Validation: use IF/Code nodes to sanitize inputs and guard against empty payloads.
Why Automate This with AI Agents
AI‑assisted automations offload repetitive, error‑prone tasks to a predictable workflow. Instead of manual copy‑paste and ad‑hoc scripts, your team gets a governed pipeline with versioned state, auditability, and observable runs.
n8n’s node graph makes data flow transparent while AI‑powered enrichment (classification, extraction, summarization) boosts throughput and consistency. Teams reclaim time, reduce operational costs, and standardize best practices without sacrificing flexibility.
Compared to one‑off integrations, an AI agent is easier to extend: swap APIs, add filters, or bolt on notifications without rewriting everything. You get reliability, control, and a faster path from idea to production.
Best Practices
- Credentials: restrict scopes and rotate tokens regularly.
- Resilience: configure retries, timeouts, and backoff for API nodes.
- Data Quality: validate inputs; normalize fields early to reduce downstream branching.
- Performance: batch records and paginate for large datasets.
- Observability: add failure alerts (Email/Slack) and persistent logs for auditing.

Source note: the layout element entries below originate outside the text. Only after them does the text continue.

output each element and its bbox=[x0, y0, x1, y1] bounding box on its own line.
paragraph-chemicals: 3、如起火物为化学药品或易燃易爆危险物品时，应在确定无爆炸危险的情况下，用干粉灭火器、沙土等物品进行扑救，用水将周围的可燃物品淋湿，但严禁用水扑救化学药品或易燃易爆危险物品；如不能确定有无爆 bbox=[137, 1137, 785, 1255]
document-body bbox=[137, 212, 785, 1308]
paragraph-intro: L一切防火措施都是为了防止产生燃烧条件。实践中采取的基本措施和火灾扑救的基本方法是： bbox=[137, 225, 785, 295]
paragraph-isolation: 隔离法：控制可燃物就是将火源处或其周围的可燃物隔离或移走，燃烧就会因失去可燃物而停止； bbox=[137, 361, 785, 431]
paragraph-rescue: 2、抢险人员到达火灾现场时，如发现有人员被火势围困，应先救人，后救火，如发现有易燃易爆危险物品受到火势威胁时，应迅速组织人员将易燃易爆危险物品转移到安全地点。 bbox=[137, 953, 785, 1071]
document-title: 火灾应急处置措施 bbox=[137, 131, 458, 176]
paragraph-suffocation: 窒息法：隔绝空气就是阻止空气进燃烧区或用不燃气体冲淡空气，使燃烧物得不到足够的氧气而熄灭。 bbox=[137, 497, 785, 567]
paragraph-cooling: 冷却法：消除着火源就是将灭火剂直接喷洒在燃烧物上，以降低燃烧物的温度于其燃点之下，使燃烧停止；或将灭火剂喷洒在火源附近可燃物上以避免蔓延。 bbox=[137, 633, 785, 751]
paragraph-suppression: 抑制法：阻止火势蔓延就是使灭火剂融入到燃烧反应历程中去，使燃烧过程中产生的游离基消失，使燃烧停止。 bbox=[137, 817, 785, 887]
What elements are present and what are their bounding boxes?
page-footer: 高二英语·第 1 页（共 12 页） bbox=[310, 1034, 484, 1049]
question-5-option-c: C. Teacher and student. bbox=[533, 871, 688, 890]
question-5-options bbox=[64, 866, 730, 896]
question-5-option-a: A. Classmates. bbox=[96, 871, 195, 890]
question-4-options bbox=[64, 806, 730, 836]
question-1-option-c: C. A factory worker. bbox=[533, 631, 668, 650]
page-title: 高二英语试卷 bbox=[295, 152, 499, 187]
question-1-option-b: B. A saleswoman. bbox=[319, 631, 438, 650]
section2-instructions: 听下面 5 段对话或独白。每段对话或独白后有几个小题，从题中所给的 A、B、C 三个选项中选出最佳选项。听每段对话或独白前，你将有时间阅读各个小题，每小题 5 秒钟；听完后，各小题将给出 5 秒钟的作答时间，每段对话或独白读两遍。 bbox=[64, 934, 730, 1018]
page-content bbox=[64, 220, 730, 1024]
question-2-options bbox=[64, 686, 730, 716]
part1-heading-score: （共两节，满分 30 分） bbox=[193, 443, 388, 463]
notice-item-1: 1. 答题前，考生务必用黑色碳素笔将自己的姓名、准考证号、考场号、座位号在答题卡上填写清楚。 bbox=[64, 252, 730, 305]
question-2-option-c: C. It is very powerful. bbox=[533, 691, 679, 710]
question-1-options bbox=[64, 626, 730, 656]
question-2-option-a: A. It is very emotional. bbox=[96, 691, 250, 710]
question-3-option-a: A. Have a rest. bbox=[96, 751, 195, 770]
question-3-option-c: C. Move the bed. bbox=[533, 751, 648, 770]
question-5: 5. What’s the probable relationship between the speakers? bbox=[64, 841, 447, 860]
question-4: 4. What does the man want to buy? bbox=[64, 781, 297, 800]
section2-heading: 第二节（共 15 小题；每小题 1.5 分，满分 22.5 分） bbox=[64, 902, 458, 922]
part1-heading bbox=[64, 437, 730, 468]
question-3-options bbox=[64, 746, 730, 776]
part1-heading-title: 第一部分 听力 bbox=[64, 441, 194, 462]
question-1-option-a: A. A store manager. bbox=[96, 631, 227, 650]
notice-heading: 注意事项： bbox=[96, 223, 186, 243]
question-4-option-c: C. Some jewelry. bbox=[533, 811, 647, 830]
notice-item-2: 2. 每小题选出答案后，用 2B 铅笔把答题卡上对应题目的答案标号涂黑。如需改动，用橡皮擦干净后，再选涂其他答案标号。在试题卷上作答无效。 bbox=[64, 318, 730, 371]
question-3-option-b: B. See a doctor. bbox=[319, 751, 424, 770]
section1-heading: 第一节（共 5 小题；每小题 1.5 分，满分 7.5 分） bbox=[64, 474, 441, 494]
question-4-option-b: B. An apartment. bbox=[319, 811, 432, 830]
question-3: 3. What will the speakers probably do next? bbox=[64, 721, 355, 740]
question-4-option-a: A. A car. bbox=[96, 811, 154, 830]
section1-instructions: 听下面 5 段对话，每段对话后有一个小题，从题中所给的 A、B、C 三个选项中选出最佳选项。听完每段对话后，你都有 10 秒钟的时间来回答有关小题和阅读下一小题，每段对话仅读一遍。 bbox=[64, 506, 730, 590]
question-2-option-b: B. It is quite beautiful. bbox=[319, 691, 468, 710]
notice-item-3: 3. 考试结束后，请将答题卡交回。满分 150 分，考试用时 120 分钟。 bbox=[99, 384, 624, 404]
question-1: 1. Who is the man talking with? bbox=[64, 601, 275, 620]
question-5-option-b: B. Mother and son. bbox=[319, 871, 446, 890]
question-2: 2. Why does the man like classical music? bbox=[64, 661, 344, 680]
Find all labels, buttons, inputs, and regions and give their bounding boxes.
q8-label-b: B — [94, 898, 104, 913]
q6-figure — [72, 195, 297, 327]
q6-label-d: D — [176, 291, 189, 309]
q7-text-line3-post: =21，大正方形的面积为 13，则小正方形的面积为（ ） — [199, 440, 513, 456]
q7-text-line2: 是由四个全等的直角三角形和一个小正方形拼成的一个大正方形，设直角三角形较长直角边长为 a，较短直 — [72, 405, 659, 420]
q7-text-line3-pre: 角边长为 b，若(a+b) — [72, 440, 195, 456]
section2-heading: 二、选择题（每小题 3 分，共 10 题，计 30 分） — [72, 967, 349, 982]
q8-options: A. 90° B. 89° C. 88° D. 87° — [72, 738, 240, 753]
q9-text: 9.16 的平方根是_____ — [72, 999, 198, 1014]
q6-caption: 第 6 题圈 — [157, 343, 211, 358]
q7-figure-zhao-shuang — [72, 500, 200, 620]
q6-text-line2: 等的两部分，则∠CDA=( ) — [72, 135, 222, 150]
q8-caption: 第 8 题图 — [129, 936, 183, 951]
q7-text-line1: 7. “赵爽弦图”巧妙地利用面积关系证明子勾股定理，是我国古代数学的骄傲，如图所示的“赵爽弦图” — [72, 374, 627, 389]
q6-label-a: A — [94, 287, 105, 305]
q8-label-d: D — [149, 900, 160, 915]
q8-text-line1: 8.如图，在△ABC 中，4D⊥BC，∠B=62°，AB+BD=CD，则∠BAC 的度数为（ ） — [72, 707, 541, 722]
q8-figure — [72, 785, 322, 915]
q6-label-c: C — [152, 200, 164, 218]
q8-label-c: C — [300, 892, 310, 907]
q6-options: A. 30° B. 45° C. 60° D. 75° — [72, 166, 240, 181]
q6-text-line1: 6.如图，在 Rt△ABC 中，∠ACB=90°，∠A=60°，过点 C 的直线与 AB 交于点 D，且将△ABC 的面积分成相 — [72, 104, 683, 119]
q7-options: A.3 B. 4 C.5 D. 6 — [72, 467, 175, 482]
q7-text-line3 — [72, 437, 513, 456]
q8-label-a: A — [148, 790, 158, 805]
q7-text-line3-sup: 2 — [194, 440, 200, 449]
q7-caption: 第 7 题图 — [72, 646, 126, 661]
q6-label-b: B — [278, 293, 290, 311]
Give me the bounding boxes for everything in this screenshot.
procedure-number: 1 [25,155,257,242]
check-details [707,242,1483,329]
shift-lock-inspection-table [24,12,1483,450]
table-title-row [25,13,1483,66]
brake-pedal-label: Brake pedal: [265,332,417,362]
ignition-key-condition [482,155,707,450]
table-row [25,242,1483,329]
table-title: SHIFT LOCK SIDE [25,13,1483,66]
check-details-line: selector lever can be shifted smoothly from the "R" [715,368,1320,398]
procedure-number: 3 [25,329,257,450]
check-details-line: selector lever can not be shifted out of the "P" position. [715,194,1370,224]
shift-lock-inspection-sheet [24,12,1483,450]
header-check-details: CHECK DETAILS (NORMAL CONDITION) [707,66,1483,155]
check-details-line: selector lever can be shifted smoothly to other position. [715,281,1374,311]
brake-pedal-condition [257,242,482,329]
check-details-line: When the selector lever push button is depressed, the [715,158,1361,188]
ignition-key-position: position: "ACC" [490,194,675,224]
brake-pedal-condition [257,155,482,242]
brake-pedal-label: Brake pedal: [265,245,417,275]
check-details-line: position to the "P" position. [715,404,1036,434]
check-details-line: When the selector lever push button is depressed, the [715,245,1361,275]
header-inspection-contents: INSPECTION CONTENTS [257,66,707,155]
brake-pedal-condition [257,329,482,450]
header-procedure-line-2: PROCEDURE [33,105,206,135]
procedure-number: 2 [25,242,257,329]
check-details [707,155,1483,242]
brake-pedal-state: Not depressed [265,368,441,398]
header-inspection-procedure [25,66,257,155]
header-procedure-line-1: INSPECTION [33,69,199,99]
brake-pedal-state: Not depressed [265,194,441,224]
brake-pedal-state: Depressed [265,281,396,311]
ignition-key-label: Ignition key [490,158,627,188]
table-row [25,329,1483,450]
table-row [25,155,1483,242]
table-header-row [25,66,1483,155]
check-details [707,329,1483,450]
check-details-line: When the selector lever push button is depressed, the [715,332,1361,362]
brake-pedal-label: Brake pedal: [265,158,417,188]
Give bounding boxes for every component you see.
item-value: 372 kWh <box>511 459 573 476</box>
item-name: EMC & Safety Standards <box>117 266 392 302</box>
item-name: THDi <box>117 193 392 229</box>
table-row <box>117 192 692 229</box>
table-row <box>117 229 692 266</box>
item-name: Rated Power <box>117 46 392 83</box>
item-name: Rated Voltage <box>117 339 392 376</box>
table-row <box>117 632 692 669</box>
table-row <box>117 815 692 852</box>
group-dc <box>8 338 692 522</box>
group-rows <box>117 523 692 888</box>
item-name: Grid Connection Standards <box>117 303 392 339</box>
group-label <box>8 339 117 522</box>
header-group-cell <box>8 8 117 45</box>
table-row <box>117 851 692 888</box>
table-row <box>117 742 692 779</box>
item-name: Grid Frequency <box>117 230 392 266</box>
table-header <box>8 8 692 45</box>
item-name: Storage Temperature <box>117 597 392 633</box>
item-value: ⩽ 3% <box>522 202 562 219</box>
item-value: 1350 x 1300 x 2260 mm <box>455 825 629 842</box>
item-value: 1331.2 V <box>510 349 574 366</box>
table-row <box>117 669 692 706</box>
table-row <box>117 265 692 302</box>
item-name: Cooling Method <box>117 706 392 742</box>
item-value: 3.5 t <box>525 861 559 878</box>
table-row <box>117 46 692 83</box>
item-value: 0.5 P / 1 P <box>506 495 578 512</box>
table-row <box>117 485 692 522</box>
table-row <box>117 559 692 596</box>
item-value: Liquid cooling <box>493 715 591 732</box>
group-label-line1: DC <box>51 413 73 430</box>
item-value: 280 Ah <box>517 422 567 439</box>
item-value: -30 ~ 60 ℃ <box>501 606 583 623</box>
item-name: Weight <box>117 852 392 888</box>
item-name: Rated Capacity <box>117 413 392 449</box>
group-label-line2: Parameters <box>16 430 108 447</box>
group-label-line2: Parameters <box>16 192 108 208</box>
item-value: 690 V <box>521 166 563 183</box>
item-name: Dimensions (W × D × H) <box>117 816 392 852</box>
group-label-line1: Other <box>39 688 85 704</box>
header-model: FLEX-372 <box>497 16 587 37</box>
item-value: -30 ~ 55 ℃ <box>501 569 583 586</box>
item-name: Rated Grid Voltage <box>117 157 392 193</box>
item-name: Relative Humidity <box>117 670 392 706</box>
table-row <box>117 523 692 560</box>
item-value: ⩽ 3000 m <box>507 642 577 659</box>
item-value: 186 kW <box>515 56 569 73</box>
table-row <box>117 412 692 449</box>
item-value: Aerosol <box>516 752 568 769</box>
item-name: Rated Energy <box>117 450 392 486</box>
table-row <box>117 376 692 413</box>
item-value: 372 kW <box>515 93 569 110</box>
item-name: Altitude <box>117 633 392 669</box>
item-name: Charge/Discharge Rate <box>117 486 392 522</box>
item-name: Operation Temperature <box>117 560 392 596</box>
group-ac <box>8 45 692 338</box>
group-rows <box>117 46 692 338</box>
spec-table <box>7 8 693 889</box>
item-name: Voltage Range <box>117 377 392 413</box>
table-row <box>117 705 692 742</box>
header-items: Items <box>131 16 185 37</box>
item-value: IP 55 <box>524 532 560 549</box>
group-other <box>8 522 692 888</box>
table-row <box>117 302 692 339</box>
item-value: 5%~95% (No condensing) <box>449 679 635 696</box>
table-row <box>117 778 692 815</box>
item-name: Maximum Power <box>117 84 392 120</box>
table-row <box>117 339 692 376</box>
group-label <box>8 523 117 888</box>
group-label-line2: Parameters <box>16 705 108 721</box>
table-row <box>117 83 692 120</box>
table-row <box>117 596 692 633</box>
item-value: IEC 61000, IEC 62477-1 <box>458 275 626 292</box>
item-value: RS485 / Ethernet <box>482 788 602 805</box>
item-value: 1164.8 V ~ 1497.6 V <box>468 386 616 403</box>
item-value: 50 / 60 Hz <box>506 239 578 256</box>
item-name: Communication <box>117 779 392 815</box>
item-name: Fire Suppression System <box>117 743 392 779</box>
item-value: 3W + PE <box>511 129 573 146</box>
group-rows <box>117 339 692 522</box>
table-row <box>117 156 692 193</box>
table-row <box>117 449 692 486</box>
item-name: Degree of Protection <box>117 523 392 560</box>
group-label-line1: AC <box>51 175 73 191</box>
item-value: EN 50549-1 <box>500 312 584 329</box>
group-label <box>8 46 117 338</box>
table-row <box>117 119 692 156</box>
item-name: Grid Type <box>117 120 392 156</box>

- Security: avoid sensitive data in logs; use environment variables and n8n credentials.
FAQs
Can I swap integrations later? Yes. Replace or add nodes and re‑map fields without rebuilding the whole flow.
How do I monitor failures? Use Execution logs and add notifications on the Error Trigger path.
Does it scale? Use queues, batching, and sub‑workflows to split responsibilities and control load.
Is my data safe? Keep secrets in Credentials, restrict token scopes, and review access logs.